China’s ongoing coronavirus epidemic has dealt a blow to the global luxury goods market, which experts say could hinder earnings throughout 2020.
Bulgari CEO Jean-Christophe Babin said the crisis hasn’t changed his company’s positive outlook on China, but he joined a growing list of retail chain executives who say the humanitarian disaster, which has killed more than 1,000 people worldwide and sickened some 40,000 more as of Tuesday, is having an outsized effect on companies’ earnings.
Bulgari has 51 retail stores in the Greater Chinese Region. The LVMH-owned brand declined to specify how many stores it operates in Chinese malls, but said half of those stores have been closed in response to the outbreak.
“What’s happening right now in China is limiting the growth of the [global luxury] industry,” Babin told CNN Business on Thursday. “The fact … that we’re leaning on e-commerce only in China obviously is hurting the sales significantly. This is true for Bulgari, but it’s true, I believe, for any brand.”
Babin’s remarks came at the end of New York fashion week last week amid the launch of Bulgari’s latest B.Zero1 jewelry line, which was previewed at the company’s Brooklyn launch party. Other international luxury brands have avoided saying publicly how coronavirus is affecting their bottom line, although they have publicized their humanitarian donations and pledges to help combat the disease.
Gucci, Cartier, and other top high-end retailers contacted by CNN Business either declined to comment or did not respond to requests for comment.
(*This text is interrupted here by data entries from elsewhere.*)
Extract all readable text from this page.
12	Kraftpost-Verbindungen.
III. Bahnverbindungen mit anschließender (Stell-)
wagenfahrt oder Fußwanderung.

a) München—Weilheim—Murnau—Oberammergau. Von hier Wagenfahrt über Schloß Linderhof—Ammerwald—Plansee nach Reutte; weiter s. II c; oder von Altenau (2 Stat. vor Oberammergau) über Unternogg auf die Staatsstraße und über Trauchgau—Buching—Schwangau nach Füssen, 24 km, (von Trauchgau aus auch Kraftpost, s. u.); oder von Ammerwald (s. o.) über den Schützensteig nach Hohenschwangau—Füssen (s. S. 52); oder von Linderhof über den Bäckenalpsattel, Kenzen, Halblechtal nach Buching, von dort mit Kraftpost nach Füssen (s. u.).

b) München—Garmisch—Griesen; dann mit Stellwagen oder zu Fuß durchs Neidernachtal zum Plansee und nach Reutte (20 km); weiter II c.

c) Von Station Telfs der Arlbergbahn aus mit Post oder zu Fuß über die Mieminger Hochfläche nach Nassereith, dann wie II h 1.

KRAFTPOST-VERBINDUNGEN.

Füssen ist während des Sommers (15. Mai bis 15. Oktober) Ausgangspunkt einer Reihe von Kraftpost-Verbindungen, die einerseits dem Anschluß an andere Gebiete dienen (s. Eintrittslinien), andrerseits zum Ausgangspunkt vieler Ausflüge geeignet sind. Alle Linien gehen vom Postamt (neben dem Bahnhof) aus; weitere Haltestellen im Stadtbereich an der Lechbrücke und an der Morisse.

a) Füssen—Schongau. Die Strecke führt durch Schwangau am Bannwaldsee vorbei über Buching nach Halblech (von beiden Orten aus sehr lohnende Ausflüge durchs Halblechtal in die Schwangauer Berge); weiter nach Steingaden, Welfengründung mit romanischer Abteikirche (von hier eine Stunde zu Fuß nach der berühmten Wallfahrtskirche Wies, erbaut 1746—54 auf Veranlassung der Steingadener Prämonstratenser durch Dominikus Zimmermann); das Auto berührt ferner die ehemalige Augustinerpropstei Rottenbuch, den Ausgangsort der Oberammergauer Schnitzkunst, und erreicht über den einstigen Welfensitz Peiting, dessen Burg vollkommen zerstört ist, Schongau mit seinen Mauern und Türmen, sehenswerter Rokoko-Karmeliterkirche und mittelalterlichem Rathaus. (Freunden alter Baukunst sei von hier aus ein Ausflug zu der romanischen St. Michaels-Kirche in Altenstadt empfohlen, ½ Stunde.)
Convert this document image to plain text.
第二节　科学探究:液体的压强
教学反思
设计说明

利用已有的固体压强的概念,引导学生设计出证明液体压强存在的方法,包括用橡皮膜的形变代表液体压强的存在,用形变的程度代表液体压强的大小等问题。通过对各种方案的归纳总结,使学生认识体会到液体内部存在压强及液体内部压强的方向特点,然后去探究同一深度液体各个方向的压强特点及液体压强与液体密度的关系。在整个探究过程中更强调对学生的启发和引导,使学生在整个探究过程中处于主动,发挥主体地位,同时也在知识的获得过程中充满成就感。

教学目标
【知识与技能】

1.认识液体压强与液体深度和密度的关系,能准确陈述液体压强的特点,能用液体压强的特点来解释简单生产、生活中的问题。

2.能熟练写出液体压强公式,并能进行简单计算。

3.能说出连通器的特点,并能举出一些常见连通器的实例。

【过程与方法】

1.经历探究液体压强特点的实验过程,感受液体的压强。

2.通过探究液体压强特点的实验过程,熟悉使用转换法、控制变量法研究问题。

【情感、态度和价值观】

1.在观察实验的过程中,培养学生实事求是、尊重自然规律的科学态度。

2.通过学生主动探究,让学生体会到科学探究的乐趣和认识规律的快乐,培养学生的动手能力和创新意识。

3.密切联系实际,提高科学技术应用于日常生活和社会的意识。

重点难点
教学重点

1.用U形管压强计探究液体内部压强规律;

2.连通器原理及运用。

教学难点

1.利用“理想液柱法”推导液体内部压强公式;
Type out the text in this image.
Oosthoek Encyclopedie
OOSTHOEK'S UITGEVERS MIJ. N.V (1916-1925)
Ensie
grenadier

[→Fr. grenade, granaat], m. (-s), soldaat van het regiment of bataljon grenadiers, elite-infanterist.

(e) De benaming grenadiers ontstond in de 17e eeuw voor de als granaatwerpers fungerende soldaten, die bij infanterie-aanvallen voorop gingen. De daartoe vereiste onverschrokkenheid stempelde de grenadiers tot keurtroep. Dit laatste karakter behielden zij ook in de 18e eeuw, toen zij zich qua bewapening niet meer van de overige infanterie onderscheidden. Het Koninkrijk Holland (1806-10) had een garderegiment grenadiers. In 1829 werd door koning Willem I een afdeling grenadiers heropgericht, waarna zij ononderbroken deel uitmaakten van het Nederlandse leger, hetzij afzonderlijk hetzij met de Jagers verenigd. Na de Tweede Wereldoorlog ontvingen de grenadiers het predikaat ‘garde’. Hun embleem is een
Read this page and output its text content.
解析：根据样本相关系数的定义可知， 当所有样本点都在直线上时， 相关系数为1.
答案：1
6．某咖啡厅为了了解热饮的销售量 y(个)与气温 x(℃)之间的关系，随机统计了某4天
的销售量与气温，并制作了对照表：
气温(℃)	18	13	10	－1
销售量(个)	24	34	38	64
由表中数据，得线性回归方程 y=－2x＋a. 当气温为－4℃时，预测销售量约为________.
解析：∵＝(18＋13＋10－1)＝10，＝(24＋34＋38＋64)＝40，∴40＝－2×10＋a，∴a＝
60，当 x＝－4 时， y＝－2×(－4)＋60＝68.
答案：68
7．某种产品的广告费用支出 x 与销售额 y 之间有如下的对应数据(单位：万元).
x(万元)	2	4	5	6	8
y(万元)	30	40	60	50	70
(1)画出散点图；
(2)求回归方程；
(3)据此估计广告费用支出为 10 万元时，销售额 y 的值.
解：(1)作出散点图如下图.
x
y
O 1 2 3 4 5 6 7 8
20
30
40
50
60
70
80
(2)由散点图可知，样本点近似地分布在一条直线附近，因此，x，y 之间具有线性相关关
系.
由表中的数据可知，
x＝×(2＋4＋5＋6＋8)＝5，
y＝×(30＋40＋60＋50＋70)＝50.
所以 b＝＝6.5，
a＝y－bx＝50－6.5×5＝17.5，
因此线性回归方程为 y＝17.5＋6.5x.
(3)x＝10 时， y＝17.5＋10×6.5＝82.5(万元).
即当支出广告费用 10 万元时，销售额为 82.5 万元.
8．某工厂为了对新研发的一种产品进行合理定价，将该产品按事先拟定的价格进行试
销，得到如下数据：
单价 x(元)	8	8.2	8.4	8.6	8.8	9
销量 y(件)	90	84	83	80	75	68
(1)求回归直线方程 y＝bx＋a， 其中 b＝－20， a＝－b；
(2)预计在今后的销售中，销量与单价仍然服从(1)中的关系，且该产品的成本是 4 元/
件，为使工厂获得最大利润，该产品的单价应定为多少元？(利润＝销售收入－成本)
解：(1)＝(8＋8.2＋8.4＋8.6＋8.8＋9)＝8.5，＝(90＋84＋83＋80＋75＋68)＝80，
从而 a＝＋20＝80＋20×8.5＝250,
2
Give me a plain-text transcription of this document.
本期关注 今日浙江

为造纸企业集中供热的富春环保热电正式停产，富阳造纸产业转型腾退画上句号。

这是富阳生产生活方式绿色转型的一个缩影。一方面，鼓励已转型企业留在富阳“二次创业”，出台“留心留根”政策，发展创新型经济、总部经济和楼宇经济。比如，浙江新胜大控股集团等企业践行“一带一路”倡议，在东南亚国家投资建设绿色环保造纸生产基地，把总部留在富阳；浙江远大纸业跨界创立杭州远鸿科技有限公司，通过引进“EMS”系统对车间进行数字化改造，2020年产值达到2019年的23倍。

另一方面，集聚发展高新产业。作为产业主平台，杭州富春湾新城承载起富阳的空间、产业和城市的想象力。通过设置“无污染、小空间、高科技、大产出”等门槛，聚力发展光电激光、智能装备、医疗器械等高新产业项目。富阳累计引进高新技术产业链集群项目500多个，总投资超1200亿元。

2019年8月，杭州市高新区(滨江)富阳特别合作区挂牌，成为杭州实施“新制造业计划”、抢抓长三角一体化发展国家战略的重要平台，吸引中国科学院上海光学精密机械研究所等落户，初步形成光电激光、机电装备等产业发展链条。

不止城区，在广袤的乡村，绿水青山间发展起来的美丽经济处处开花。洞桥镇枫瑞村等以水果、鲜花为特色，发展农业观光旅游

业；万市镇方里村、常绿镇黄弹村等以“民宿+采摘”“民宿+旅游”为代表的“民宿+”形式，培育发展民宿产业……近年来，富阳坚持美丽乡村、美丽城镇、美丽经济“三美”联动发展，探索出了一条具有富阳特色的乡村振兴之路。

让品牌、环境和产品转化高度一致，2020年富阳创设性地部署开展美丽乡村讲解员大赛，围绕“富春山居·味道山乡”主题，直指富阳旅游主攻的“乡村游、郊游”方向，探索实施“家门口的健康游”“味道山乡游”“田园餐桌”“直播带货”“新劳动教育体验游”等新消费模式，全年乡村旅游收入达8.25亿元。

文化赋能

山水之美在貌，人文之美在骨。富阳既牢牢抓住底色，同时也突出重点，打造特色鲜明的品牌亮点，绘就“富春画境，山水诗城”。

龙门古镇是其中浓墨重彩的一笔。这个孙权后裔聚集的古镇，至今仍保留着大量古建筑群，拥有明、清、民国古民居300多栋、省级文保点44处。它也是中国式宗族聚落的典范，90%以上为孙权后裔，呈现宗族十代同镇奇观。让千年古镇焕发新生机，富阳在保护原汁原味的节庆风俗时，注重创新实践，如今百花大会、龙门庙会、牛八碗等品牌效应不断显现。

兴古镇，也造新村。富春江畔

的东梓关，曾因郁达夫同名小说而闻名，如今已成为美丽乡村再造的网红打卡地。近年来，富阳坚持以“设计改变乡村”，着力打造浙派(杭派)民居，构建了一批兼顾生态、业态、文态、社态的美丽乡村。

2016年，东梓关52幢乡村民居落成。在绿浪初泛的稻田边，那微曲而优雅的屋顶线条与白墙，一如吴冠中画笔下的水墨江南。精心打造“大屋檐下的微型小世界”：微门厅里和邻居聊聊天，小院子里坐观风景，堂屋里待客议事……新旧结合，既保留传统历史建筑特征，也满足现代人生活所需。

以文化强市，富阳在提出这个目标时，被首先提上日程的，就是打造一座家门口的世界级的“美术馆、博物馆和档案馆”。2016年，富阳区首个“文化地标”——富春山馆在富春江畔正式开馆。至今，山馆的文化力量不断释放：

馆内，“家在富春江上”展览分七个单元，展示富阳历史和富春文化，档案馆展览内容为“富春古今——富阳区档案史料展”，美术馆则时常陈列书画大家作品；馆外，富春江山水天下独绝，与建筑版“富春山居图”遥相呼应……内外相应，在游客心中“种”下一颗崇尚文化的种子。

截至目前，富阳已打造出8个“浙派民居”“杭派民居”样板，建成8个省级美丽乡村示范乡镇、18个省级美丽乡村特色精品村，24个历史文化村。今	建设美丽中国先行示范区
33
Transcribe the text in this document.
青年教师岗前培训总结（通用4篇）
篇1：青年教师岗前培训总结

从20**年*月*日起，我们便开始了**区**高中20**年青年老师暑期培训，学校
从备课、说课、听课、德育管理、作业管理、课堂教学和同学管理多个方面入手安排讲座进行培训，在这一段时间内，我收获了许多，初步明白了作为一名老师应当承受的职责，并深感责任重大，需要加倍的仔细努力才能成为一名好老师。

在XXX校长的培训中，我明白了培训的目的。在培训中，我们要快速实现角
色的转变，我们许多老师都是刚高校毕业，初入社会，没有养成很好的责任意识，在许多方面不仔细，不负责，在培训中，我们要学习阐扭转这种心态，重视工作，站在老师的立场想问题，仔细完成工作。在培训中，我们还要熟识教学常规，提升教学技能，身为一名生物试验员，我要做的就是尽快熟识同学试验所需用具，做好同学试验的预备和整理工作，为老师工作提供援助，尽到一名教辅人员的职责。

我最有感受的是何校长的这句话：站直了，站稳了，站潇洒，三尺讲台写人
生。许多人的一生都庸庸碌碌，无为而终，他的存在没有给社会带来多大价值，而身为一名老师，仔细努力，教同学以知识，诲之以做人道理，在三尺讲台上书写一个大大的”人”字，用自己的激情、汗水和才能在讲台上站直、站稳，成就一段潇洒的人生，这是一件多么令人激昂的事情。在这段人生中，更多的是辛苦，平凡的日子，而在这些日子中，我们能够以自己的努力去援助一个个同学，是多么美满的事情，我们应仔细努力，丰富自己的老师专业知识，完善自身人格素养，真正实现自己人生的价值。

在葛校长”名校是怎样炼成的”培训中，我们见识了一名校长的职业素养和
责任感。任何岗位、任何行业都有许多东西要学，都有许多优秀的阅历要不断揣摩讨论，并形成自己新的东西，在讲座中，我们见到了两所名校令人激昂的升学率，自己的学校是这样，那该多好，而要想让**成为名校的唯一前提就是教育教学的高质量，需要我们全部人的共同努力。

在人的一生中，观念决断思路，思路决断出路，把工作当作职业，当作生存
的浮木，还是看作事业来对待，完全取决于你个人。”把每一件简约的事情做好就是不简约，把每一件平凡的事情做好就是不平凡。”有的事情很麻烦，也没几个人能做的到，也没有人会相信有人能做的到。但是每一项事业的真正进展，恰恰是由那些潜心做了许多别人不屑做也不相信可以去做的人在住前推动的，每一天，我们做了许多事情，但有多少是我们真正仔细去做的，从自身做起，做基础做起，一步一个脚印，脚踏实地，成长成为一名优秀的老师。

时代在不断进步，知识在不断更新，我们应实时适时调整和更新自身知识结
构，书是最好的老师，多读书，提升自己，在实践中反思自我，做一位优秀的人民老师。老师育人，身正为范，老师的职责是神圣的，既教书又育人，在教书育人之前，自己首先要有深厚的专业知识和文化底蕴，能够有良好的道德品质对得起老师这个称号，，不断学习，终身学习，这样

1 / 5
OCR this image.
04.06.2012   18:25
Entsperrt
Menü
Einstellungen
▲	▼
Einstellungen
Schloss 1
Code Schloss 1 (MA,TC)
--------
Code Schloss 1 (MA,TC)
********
Tiffany & Co., which is being acquired by LVMH, confirmed it has closed several stores in affected areas in China, but wouldn’t say how the situation has affected its global sales.
“We will not be making any further disclosures regarding business impact until our Q4 results are released on March 20,” a Tiffany spokesperson said via email.
Bulgari’s parent company, LVMH, enjoyed its best-ever sales year in 2019, in large part thanks to the Chinese market, according to Babin.
China’s economy alone makes up 16% of global GDP, but it has an outsized impact on the world’s luxury goods sector, comprising roughly a third of the industry’s global sales, according to a report released Monday by Cowen Equity Research.
“Luxury companies may be most materially affected” by the coronavirus, leading to a short term reduction in earnings per share for investors, the researchers wrote.
Luxury companies with sales exposure of 6% to 20% in China could see their earnings per share diluted by 1% to 8% if the outbreak is contained by mid-2020. An additional EPS dillution of 1% to 2% can be expected for every month the crisis persists beyond then, the study said.
Oliver Chen, one of the study’s authors, noted that there is a marked decline in foreign tourists traveling to China as well as fewer Chinese tourists purchasing luxury goods in other countries.
“Most of the time in retail, when consumers don’t make purchases, it means you have a lot of pent-up demand, but in the luxury sector, you just lose the sale,” Chen told CNN Business. “It’s not high on people’s priority list to buy luxury goods when you’re prioritizing health and human safety.”
“The risk factors could persist into May, June, July or longer,” Chen added.